Another set of parameters that are sensitive is client timeout and number of clients. If you increase the number of clients enormously, and keep the same client timeout, then the servers will get overwhelmed and the clients will start resending reqeusts that are currently in process. This will lead to system overload, with the simulator's queues filling up and the simulator not responding and occupying more and more memory. There is no way to completely eliminate these problems in a distributed system.

Non-FIFO message delivery

Message reordering is controlled by the --delay flag and the --shuffle flag. Both take a value from 0 to 100 interpreted as the percentage of timesteps when a delay or shuffle can occur. You should probably start your work by specifying --delay 0 and --shuffle 0, which will guarantee in order delivery. A delay means that it is possible that even though there is a message at the head of a node's queue, the node will not see the message in that tick. A shuffle means all messages in a node's incoming queue will be randomly permuted.

Just to be totally clear, in order to be correct your code should NOT assume FIFO delivery. We only suggest turning on FIFO delivery as a way to make progress when you start your implementation. Of course, feel free to use the defaults, which is 10% probability of delay and 20% for shuffle.

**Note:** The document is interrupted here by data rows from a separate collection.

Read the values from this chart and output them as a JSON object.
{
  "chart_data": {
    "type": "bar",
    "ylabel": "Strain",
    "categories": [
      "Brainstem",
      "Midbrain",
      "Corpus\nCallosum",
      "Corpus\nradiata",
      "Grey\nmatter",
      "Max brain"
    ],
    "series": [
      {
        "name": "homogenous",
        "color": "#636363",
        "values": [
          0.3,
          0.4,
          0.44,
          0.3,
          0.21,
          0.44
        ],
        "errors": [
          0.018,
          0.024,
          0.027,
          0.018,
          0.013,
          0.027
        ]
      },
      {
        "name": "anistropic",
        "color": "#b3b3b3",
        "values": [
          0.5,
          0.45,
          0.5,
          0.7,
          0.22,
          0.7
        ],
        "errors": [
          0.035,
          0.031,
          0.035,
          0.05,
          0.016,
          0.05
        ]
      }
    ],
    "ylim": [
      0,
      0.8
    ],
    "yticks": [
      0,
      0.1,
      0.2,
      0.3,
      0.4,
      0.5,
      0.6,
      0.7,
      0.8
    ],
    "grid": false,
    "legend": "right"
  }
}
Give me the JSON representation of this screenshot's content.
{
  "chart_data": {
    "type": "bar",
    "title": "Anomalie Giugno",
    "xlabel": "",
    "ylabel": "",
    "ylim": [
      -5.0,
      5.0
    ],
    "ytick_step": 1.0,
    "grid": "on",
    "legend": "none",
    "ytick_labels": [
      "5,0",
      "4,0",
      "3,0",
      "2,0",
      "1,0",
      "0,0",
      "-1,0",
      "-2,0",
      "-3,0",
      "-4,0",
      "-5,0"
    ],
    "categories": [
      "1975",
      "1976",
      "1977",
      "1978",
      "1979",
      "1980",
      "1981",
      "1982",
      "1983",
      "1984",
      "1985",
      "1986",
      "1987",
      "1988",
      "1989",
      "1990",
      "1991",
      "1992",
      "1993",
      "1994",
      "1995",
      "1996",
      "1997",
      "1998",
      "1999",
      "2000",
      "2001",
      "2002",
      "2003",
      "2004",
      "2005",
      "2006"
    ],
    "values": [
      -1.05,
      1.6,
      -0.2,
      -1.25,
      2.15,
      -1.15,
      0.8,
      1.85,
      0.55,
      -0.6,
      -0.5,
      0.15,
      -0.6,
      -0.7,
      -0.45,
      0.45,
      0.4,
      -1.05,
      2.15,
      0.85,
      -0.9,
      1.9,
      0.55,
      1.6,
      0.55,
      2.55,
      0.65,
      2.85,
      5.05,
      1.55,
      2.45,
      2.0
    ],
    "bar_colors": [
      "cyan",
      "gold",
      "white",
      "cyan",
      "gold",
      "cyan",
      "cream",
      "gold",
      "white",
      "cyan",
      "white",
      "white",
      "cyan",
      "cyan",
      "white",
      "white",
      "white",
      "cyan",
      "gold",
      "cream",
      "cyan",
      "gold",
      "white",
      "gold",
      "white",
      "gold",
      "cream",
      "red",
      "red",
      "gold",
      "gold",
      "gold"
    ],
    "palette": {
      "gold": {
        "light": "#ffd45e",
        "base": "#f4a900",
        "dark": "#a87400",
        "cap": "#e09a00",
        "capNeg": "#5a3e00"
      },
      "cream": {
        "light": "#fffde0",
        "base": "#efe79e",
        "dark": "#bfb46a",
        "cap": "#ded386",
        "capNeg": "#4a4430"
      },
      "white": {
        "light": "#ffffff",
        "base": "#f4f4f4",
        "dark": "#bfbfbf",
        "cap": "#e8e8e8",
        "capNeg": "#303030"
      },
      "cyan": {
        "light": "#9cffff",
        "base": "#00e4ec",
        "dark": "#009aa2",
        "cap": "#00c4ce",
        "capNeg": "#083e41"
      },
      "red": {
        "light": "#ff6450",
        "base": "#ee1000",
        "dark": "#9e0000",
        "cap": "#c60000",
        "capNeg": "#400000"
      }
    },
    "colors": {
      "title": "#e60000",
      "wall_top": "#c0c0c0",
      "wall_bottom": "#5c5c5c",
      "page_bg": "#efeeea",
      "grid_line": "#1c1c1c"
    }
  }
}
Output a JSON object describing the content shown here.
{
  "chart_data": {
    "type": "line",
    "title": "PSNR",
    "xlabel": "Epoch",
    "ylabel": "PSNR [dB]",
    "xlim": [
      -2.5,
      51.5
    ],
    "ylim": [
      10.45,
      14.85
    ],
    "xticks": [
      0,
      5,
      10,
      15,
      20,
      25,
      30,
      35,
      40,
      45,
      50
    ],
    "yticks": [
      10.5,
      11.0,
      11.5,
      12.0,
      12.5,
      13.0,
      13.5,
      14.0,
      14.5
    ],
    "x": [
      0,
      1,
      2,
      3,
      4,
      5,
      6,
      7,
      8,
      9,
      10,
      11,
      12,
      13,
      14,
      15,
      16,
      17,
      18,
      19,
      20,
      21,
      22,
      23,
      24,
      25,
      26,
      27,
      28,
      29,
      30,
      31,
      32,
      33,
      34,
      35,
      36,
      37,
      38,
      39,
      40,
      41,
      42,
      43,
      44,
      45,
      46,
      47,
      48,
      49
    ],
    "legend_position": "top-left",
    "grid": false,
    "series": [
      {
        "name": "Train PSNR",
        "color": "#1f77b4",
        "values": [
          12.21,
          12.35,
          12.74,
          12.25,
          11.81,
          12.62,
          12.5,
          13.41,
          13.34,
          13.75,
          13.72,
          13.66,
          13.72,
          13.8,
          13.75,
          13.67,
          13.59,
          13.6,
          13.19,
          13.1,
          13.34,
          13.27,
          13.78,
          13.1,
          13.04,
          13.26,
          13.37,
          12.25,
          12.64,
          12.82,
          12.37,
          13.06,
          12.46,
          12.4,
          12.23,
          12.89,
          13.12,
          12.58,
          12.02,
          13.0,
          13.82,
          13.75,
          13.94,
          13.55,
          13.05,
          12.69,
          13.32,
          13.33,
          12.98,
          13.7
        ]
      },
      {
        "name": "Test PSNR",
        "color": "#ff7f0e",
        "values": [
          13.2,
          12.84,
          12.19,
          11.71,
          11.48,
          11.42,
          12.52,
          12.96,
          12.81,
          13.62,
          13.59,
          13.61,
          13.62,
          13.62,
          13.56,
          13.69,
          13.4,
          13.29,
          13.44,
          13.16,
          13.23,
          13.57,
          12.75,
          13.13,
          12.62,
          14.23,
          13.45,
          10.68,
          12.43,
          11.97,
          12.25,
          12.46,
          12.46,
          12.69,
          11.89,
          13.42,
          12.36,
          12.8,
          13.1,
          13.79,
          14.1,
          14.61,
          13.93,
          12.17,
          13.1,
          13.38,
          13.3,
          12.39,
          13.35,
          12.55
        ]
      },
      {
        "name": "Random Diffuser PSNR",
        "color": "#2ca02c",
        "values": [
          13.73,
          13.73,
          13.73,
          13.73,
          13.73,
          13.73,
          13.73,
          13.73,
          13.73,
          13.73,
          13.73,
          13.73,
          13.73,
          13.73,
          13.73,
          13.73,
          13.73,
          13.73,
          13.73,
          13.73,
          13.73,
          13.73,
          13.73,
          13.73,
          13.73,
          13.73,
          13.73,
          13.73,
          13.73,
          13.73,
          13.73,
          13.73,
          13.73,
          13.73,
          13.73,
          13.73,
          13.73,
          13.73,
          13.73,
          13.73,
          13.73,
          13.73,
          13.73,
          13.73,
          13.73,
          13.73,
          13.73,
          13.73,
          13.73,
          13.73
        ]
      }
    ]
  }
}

High values of delay make it probable that for a given tick, a node processes zero messages. If this continues long enough, you will hit a timeout. So don't worry about very large values of delay. I think you and we can stress all interesting interleavings with shuffle == 100 and delay at, for example, 80. Don't start messing with heartbeat messages unless you want to enter a world of pain.

Writeup

Hand in your code and write a few paragraphs about how you handle the important cases for your replication protocol. Also describe the most interesting bug you found in your own code.

Please report how much time you spent on the lab.

Your code is subject to visual inspection and should be clean and readable. Points will be deducted if your code is too hard to follow. Your code should follow best practices, for example avoiding arbitrary constants and checking error codes.